Nellla sua carriera di pallavolista Giulia Albini ha portato anche la maglia del Bellinzona, dal 2007 al 2010. E attualmente lavorava quale fisioterapista presso la clinica Hildebrand di Brissago.

La ricostruzione della tragedia

Stando alla prima ricostruzione la giovane avrebbe noleggiato un'auto a e tarda notte si sarebbe diretta sul ponte Fatih Sultan Mehmet, il secondo ponte sospeso sul Bosforo. Una volta arrivata sul posto si sarebbe poi gettata nelle acque dello stretto da un'altezza di settanta metri, morendo sul colpo al contatto con l'acqua.

Indagini in corso

La vicenda però è oscura e non convince.

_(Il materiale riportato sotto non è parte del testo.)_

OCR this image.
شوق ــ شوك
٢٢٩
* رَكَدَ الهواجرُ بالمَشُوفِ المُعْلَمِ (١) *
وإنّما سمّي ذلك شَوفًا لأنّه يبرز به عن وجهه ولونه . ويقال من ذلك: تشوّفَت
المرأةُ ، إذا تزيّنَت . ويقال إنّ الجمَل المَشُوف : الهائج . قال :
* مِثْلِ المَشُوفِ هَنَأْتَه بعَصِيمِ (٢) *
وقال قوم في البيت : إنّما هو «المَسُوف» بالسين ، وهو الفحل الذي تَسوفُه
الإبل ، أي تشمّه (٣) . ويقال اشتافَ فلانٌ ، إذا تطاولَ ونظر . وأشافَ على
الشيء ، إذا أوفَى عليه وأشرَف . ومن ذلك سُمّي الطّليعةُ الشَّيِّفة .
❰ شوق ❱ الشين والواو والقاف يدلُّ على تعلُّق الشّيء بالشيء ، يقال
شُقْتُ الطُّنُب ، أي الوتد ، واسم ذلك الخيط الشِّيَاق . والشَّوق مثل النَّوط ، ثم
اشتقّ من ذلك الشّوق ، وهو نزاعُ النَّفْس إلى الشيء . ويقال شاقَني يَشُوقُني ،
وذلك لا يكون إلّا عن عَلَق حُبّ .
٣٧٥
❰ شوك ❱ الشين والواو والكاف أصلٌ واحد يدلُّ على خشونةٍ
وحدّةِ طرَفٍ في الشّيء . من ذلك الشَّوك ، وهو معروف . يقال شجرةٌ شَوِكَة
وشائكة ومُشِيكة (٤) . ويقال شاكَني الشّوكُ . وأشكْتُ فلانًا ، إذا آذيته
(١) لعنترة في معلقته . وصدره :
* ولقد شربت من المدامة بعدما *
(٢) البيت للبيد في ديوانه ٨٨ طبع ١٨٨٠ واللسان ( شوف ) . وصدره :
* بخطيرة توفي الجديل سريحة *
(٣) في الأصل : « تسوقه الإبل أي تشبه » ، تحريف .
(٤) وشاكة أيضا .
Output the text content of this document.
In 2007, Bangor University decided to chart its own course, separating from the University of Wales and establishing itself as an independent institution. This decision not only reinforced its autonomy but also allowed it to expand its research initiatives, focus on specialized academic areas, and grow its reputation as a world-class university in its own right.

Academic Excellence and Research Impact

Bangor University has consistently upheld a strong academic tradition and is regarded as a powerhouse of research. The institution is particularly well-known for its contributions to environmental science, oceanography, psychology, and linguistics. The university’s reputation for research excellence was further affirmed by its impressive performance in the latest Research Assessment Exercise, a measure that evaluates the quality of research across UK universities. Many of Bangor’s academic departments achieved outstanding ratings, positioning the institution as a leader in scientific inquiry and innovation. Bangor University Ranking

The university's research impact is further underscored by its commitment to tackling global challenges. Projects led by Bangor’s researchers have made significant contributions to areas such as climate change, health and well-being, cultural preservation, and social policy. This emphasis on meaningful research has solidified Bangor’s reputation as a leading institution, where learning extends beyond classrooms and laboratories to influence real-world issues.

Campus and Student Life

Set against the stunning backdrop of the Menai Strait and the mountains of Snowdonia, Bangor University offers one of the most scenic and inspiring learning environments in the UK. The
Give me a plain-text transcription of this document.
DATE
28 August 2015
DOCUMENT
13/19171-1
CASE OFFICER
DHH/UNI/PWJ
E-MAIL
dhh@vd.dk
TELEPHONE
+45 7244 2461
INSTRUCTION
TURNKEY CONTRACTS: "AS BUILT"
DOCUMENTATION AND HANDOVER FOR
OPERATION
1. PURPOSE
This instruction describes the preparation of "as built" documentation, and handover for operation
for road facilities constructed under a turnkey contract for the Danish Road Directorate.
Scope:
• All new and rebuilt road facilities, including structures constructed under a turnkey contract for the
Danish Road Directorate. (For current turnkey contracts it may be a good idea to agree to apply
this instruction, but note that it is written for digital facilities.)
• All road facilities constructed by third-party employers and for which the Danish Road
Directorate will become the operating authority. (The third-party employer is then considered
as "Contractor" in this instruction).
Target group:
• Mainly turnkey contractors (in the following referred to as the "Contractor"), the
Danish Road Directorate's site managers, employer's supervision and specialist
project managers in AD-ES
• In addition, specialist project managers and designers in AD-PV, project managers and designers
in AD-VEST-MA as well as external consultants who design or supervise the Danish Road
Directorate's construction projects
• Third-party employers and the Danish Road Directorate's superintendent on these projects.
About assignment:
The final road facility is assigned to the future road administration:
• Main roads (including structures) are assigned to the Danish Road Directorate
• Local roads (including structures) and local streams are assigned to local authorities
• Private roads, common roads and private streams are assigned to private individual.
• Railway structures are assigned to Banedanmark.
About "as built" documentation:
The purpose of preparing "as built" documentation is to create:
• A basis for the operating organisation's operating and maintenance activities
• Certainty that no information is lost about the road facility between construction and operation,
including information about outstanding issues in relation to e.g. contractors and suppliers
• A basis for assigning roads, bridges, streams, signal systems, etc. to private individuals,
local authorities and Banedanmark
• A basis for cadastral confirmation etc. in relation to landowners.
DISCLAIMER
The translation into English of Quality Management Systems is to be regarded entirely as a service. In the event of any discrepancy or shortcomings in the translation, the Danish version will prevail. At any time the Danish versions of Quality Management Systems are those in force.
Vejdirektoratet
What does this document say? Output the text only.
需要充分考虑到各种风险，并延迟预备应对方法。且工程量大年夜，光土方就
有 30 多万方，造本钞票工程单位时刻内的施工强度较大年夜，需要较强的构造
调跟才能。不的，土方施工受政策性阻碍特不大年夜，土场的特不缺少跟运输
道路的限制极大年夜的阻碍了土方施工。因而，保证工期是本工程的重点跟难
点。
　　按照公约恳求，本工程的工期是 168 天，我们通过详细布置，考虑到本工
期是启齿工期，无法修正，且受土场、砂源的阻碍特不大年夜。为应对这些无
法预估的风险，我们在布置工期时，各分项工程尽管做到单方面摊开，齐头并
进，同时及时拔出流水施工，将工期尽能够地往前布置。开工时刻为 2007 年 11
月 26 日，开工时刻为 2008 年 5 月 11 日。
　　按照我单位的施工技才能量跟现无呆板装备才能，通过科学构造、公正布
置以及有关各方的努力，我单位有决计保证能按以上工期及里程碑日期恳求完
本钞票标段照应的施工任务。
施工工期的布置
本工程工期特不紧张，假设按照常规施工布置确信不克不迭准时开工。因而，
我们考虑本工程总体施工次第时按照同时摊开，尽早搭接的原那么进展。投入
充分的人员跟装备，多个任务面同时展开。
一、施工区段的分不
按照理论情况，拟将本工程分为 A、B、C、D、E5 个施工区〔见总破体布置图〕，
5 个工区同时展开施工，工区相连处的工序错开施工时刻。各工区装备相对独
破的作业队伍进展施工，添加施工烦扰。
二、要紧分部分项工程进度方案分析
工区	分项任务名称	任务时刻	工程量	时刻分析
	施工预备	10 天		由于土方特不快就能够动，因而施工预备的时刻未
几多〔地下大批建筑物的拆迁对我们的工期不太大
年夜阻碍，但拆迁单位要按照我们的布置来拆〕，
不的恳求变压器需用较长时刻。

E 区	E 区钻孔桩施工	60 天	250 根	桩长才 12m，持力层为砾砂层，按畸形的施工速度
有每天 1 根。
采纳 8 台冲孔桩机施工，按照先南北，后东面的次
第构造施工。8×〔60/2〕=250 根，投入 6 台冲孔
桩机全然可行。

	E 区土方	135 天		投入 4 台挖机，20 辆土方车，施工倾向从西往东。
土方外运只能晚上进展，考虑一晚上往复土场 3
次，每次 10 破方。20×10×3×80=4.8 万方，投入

Tanto che, come scrive Libero, c’è chi pensa all'ipotesi di un rapimento, ad un malore, oppure un’aggressione.

Le persone che la conoscevano

"Una ragazza sensibile, dolce, gioviale, piena di interrogativi sulla vita ma serena", così commenta Giovanna Saporiti, presidentessa dell'Ornavasso, sulle colonne di Libero. "Era sorridente, entusiasta del lavoro di fisioterapista in Svizzera e della pallavolo che per lei era la vita, trascorreva l’estate sul campo di beach volley e programmava le vacanze, so che aveva un compagno ma non aveva detto a nessuno che sarebbe andata a Istanbul. Quando la notizia è arrivata abbiamo pensato a un incidente. Ma a un suicidio, mai".

Dello stesso tono le dichiarazioni dell'ex compagna di squadra, Natalia Viganò, sempre a Libero: "Non ci credo. Non può averlo fatto. Forse è caduta, forse l’hanno assalita per rapinarla, forse l’hanno spinta. Ma Giulia di certo non si è buttata".